Oracle entra com nova petição na Suprema Corte dos EUA sobre o acordo JEDI

Oracle entra com nova petição na Suprema Corte dos EUA sobre o acordo JEDI

Muito do caso da Oracle contra o contrato se baseia em suas alegações de que a Amazon Web Services (AWS) influenciou indevidamente o JEDI

A Oracle entrou com uma nova petição na Suprema Corte dos Estados Unidos (EUA) para contestar o contrato de nuvem da Joint Enterprise Defense Infrastructure (JEDI). A empresa espera que a Suprema Corte ouça seu caso, pois a empresa alega que o Pentágono violou suas próprias regras ao conceder o contrato JEDI a uma única empresa.

Muito do caso da Oracle contra o contrato se baseia em suas alegações de que a Amazon Web Services (AWS) influenciou indevidamente o JEDI, com uma porta giratória de funcionários da AWS e do U.S. Department of Defense (DoD) envolvidos na elaboração do contrato, afirma a empresa. Várias investigações criticaram alguns pontos do contrato, mas disseram que o JEDI não foi contaminado como resultado.

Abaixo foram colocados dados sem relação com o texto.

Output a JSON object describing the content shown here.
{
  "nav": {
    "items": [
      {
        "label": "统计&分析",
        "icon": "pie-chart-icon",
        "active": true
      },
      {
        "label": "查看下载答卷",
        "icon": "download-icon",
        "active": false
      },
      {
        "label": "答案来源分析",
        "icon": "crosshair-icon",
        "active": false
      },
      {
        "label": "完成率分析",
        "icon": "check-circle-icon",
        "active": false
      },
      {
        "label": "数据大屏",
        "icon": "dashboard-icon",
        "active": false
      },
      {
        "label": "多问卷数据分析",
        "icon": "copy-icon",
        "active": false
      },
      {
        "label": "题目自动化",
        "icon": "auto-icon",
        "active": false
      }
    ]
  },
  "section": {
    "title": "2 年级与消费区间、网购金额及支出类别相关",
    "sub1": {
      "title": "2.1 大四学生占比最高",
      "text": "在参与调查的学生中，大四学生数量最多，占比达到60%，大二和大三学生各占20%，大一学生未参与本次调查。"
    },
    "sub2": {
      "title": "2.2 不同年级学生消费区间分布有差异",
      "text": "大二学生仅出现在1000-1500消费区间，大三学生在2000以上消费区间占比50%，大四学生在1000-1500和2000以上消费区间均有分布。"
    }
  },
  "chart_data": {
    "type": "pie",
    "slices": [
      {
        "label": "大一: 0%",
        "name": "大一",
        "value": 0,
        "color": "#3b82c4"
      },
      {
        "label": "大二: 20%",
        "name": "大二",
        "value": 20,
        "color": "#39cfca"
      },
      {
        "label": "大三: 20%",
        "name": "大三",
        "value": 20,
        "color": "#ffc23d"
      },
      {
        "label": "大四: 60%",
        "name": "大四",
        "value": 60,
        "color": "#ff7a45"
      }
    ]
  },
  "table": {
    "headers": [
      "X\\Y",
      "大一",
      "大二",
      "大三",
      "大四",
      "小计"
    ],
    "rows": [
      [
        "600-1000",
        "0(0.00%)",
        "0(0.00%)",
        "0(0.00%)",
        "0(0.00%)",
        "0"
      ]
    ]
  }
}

Simultaneamente a isso, a própria AWS também está tentando derrubar o JEDI, que foi concedido à Microsoft, em outubro de 2019. A empresa disse que foi injustamente excluída do contrato devido à interferência do então presidente Donald Trump.

Seu processo judicial ainda está em andamento, atrasando o lançamento do JEDI. Isso pode fazer com que o DoD rescinda o contrato por completo.

A Oracle vem lutando neste caso há algum tempo. No ano passado, um tribunal decidiu que, embora houvesse erros no processo de aquisição do JEDI, a Oracle não foi prejudicada porque nunca teria se qualificado.

Em setembro de 2020, o Tribunal de Apelações dos Estados Unidos para o Circuito Federal reafirmou essa visão. “Apesar da extensa gama de reclamações levantadas pela Oracle, não encontramos nenhum erro reversível”, escreveu o juiz de circuito William Bryson na decisão do Tribunal de Reclamações Federais dos EUA de rejeitar esses argumentos.

Em seu novo processo para a Suprema Corte (que segue um anterior), a Oracle afirma que, ao avaliar sua contestação de conflito de interesses, “o Circuito Federal cometeu dois erros jurídicos graves”.

Além disso, o “Circuito Federal agravou o erro ao adiar a determinação de materialidade da própria agência, em vez de decidir a questão por si mesma.” Ambos são “erros de lei, não de fato”, afirma a Oracle.